Estávamos tão felizes ontem. Ontem já passou. Quando ouvíamos aquela música nos sentíamos mais fortes e capazes que todo mundo, que era nosso. Então a música parou. Não tem problema porque compúnhamos outras e cantaremos na roda de amigos. Mas cada um está entrege em sua própria canção, não ligam para o que você tem a cantar. Pouquíssimo tempo atrás éramos os caras mais alegres que pudesse existir, literalmente não havia preocupação, mal estar ou qualquer coisa que nos tirasse o foco, havia esperança e um pouco de dinheiro. Até que a realidade os engoliu outra vez.

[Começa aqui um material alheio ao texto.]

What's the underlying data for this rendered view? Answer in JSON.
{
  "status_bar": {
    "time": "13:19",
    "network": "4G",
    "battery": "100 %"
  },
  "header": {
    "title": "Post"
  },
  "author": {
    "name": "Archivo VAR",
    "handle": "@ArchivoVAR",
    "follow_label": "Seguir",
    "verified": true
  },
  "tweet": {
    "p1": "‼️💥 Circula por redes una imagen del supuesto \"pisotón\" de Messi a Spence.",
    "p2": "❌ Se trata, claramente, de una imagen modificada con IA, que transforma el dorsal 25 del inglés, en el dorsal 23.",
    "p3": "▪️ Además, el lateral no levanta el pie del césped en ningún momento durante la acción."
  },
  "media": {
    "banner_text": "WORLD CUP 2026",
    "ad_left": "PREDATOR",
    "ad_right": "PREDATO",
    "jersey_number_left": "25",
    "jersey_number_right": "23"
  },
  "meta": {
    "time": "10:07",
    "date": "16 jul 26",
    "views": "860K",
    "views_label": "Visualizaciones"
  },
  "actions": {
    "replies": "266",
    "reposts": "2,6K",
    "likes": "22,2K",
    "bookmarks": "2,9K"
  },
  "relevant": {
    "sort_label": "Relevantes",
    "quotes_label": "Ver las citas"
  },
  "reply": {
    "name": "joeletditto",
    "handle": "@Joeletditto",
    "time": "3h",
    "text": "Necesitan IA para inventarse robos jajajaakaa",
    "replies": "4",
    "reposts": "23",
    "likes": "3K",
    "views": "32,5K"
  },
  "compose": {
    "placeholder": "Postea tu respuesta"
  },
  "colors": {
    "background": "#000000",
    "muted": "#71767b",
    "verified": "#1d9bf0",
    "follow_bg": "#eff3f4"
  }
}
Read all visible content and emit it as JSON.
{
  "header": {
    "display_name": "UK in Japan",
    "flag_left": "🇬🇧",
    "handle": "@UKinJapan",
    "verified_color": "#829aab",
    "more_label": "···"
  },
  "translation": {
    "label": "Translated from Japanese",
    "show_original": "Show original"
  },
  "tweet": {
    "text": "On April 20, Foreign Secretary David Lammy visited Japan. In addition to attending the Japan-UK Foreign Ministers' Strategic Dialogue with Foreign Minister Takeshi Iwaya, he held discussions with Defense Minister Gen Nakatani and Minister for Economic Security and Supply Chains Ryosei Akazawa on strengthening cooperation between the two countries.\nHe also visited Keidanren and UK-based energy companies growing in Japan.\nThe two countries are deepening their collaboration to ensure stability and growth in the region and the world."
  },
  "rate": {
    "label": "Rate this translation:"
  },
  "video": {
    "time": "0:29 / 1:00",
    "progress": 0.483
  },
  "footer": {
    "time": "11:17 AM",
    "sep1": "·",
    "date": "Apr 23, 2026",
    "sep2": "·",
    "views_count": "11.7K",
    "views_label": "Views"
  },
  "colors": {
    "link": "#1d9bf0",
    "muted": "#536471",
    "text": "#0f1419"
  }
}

Coloque-se em prática o que pensa e diz. Estou praticando o que digo ser certo. Mas se traveste em pura hipocrisia quando acha que não vale a pena gritar aos quatro cantos o que está realmente acontecendo. Realmente não vale, por que faria isso? Não sei. Também não faço. Faz sim... Parte da mesma hipocrisia que eu.

Existe paciência após a vida? Morreu. Morreu o  pai de mais alguém e o enterro será mais um rito social, uma ocasião para demonstrar o ser humano que devemos ser, um grande evento. Ao vento, nosso tormento se perfaz em frustração. De quê? Somos tão jovens. Que juventude é essa tão envelhecida? Não sei também, desculpe.

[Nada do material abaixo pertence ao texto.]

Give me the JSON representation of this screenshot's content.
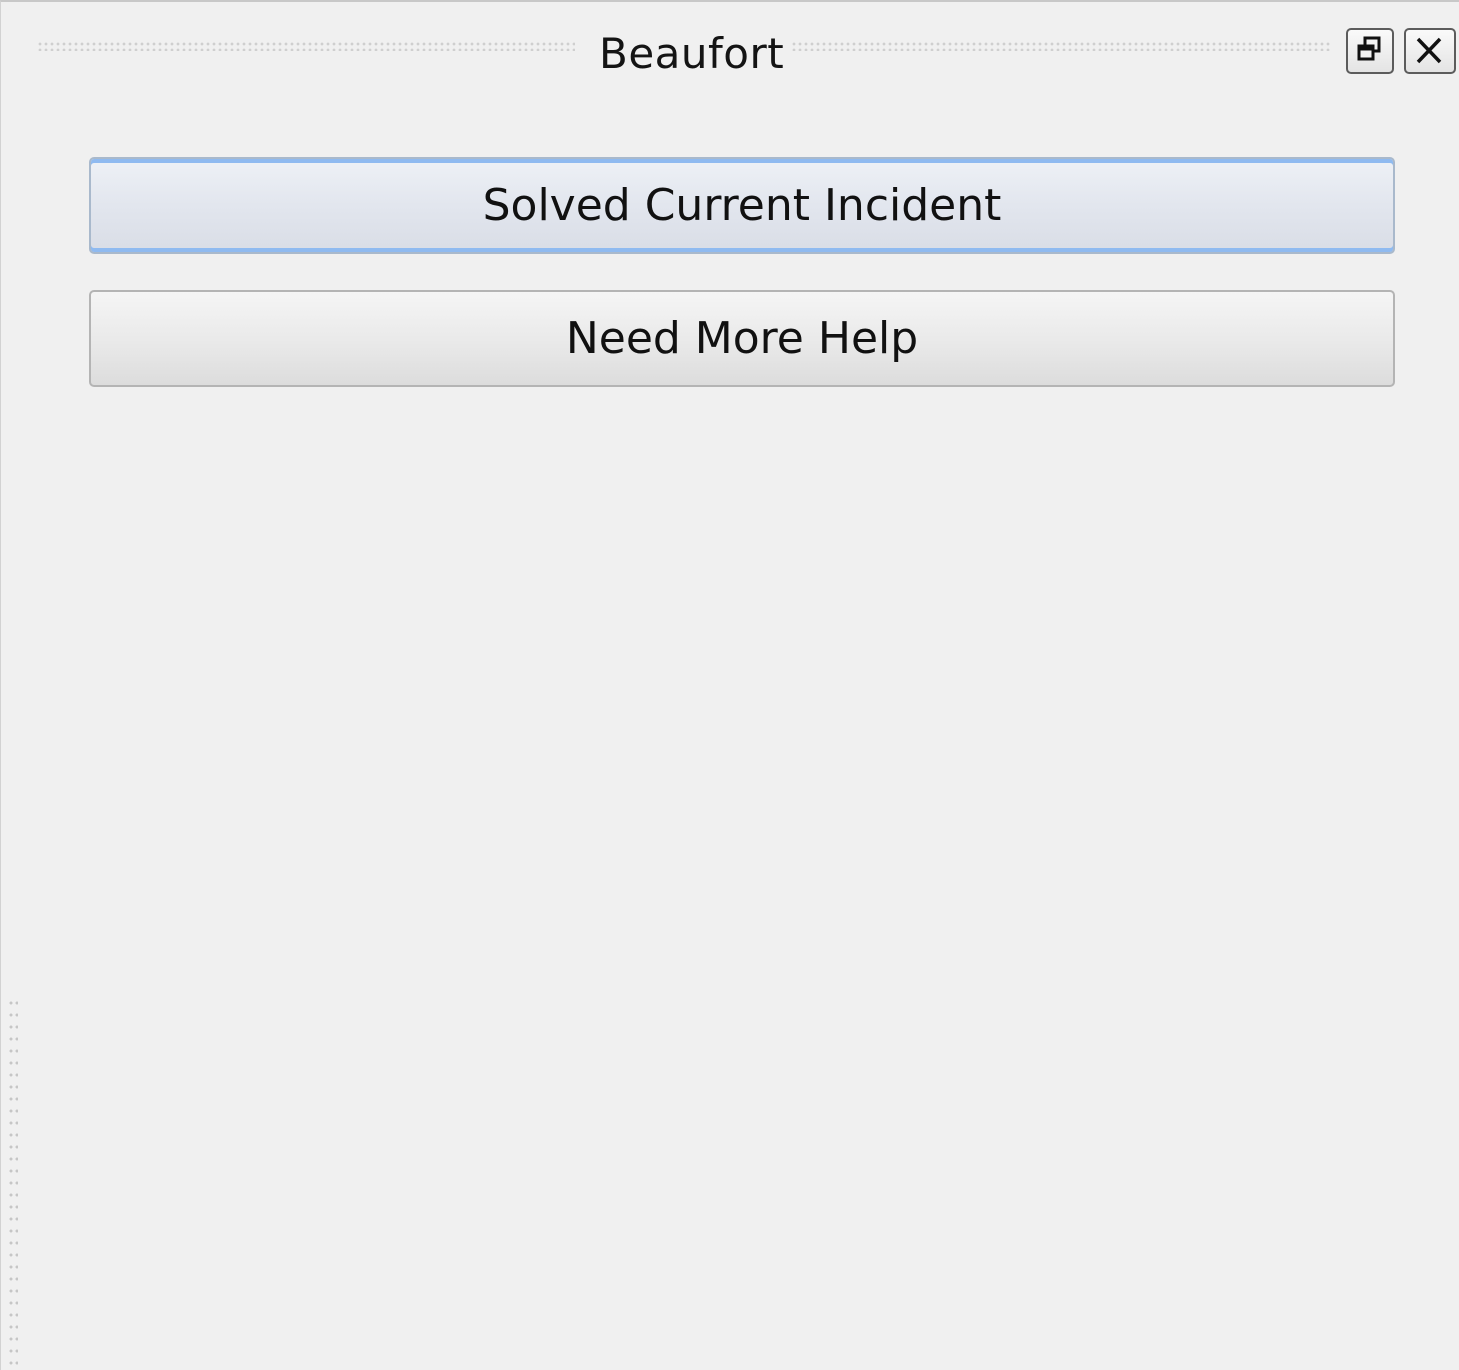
{
  "window": {
    "title": "Beaufort",
    "float_icon": "float-restore-icon",
    "close_icon": "close-icon"
  },
  "actions": {
    "solved_label": "Solved Current Incident",
    "help_label": "Need More Help"
  },
  "colors": {
    "background": "#f0f0f0",
    "focus_accent": "#8fbaf0",
    "text": "#111111"
  }
}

Como é ter um pai? Do mesmo jeito que ter uma mãe, só que homem. Você acredita em papai Noel também? Por ser homem  já se desfaz toda  a possibilidade de ser mãe, ou como se fosse uma. Que ideia. É mesmo, me expressei mal. Enfim.

Droga! Que sonho ruim, onde tudo dá errado. Preciso acordar logo e vestir o jeans rasgado e a camiseta branca frouxa para poder sair. Acho que assim tá bom. Poderia estar melhor. Sempre pode. Talvez, depende. Do quê? Do ponto de vista. Não. O quê? Nada. Faltou oportunidade.

Saudades. Saudades? De como era. Não, não vale a pena. O futuro não existe, está fadado a não existir. O passado é que é vil e onipresente, não tem jeito. Pode ser bom, mas incomoda demais. Verdade. Incomoda-te também? Depende. Do dia? Da noite.


Vou embora. Já está indo? Há muito. Na verdade estou aqui por uma pequena temporada, que já durou mais do que imaginei. Eu também estou indo ver o mar. Acho que vou ao campo, passar uns dias contemplando o silêncio. Que ideia. Já não se contempla o silencio em lugar algum; Os celulares já chegaram a todo lugar. Eu vou sem. Estou sem. Sorte a sua. Nem me diga.